Pero el libro que más sorprendió fue “When the Bullet Hits the Bone”, de Anthony S. Luciano Raimondi, gangster -y sobrino del legendario mafioso Lucky Luciano- que declamó ser uno de los asesinos de Juan Pablo I. Escribió que había sido parte de un escuadrón de sicarios bajo las órdenes de Marcinkus, del que reveló que era primo, y que recibió una instrucción minuciosa sobre los hábitos de Juan Pablo I, al que envenenaron con una infusión. “Estaba parado en el pasillo, fuera de las dependencias del Papa, cuando se sirvió el té. Había hecho muchas malas cosas en mi tiempo, pero no quería estar allí en la habitación cuando lo envenenaran. Sabía que con su asesinato me compraría un boleto de ida al infierno”.

Según Raimondi, el móvil era frenar una investigación de maniobras fraudulentas en las que estaban involucradas importantes empresas estadounidenses. “Si el Papa hubiera mantenido la boca cerrada podría haber tenido un reinado largo”, aclaró. Luego, en una entrevista con “The New York Times”, fue más allá: “Yo ayudé a matar al papa”. Y agregó que Juan Pablo II mantuvo el silencio y que por eso su papado duró casi 27 años y que su muerte fue por causas naturales, a una edad avanzada. Raimondi, un buen muchacho.


Los hermanos muertos

En 2017, Stefania Falasca publicó el libro “El Papa Luciani. Crónica de una muerte”, en el que analizó la documentación clínica confidencial de Juan Pablo I, información que obtuvo por haber sido una de las impulsoras de la beatificación del Papa. A los textos que precedieron al suyo, incluido el de Cornwell, los llamó “literatura negra” y sostuvo que la hipótesis del asesinato “es la noticia falsa que lleva más tiempo de circulación en el siglo XX”. El material investigado le demostró, según ella, que los médicos no detectaron problemas de salud en los controles de rutina, a pesar de que Juan Pablo I tenía un historial médico como para estar alerta: sobre todo porque hubo varias muertes repentinas en su familia.
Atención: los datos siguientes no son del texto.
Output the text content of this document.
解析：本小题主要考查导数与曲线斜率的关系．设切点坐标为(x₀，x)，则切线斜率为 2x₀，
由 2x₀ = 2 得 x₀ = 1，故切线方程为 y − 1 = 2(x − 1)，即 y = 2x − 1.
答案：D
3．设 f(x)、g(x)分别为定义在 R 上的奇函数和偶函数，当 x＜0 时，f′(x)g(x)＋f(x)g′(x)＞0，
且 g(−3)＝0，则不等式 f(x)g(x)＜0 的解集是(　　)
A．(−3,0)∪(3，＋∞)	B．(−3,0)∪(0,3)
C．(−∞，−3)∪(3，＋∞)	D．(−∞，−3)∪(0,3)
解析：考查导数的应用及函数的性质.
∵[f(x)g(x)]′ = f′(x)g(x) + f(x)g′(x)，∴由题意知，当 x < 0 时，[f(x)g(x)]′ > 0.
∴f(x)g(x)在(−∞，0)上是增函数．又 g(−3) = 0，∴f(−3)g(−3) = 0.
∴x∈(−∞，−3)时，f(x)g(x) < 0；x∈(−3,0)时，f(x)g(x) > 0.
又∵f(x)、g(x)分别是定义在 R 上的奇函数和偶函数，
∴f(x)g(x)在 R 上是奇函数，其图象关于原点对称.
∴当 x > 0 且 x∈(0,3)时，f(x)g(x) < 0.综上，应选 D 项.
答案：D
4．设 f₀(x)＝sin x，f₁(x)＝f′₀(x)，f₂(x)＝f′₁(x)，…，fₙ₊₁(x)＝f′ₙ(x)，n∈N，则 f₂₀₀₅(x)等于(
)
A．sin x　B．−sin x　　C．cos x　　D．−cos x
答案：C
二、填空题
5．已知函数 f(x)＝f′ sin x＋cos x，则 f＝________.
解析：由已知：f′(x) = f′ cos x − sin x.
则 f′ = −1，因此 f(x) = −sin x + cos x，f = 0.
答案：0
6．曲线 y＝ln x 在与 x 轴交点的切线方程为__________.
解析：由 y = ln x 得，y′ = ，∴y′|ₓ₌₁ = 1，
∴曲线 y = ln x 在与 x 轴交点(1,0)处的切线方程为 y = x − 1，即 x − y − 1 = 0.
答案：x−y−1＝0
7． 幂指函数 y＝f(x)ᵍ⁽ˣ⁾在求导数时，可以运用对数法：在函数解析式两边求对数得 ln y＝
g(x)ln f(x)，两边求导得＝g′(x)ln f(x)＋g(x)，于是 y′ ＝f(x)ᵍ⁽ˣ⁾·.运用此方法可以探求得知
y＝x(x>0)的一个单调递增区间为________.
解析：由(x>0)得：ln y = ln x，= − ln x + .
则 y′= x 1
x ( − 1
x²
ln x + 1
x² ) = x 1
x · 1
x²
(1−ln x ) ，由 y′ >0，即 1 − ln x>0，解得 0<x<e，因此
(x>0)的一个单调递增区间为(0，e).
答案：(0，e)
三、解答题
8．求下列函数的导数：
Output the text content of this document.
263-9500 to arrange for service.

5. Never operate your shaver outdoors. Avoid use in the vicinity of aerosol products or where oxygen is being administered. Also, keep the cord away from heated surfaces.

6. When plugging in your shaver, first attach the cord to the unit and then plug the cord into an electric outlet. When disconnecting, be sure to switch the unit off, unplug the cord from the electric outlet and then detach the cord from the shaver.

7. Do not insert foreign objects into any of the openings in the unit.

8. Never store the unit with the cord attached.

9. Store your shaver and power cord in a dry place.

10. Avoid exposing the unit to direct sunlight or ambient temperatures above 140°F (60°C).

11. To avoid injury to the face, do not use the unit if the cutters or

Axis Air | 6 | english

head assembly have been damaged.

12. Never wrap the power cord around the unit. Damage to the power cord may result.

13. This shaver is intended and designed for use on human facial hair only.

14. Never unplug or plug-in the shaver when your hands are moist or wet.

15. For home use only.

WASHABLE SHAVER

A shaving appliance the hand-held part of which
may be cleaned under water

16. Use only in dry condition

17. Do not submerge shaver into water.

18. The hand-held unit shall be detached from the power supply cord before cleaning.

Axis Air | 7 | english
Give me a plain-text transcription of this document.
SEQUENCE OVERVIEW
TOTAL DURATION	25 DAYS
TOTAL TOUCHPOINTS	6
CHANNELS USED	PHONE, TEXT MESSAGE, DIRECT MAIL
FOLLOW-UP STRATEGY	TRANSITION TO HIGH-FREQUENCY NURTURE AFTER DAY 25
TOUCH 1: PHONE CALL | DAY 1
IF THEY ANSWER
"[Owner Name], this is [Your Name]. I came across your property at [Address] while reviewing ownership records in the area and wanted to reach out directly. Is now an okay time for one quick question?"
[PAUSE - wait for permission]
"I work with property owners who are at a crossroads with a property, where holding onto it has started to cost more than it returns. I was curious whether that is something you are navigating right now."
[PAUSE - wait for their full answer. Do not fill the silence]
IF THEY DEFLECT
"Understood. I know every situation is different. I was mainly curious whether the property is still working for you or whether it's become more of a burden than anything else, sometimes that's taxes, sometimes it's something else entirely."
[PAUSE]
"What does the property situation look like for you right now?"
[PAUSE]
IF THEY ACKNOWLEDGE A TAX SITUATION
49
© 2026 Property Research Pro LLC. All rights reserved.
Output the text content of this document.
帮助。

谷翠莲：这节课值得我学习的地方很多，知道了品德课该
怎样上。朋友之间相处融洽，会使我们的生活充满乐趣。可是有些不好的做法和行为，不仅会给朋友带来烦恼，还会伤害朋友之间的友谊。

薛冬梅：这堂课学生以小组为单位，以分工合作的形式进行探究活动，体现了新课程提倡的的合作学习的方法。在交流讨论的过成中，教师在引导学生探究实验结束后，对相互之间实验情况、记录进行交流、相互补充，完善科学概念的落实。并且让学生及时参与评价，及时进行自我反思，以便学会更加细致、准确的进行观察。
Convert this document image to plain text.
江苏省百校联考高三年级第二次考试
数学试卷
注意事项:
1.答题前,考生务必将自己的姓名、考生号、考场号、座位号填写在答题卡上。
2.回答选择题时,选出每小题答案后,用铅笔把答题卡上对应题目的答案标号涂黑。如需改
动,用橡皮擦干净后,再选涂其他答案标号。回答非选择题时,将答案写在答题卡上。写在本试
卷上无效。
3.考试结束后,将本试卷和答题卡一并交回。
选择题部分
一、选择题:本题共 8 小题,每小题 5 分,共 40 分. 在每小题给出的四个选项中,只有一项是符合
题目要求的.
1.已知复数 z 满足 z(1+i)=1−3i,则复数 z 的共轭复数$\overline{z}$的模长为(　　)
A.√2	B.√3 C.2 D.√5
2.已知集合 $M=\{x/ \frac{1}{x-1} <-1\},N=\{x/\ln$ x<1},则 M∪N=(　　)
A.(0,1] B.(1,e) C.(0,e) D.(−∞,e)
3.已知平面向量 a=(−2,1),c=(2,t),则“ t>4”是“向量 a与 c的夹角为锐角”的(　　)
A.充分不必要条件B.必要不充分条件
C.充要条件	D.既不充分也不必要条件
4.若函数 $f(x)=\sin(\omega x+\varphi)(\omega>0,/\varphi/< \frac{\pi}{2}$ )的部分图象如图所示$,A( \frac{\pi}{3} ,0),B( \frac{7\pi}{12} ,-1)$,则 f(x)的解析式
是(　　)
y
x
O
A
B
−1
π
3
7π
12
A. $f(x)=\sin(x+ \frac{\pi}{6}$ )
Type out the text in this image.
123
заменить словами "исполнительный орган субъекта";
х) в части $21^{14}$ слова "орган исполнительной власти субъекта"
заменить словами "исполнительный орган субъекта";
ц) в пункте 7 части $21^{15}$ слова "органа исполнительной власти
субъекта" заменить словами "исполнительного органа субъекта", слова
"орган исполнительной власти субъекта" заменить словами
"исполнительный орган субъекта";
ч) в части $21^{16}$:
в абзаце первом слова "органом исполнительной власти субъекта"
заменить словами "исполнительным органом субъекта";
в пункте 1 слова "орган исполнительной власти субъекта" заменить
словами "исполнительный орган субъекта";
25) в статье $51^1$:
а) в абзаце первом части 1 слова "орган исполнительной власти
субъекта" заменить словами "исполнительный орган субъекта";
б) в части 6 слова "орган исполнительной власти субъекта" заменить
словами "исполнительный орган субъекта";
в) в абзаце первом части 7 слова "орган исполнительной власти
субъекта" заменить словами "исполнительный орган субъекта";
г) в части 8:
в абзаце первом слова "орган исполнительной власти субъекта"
Nacido en la localidad italiana de Forno di Canale, Belluno, hijo de un albañil (Giovanni Battista, que en 1913 trabajó en La Plata, Argentina), Albino Luciani creció en una región empobrecida en una época en que pocos hombres superaban los 60 años y las muertes infantiles eran frecuentes. Uno de sus hermanos menores, Federico, murió de muy pequeño; tres hermanos mayores, todos llamados Albino, como él, murieron antes del nacimiento del futuro Papa, que llegó al mundo con el cordón umbilical rodeándole el cuello, lo que puso en riesgo su vida. En uno de los eventos públicos en los llegó a participar como pontífice, Juan Pablo I recordó que su madre solía decirle: “De bebé tuve que llevarte de un médico a otro y cuidarte noches enteras”. El final le llegaría más de seis décadas después, en la cima de su carrera eclesiástica, en la soledad de un cuarto vaticano. Su vida sería más corta que los rumores sobre su muerte.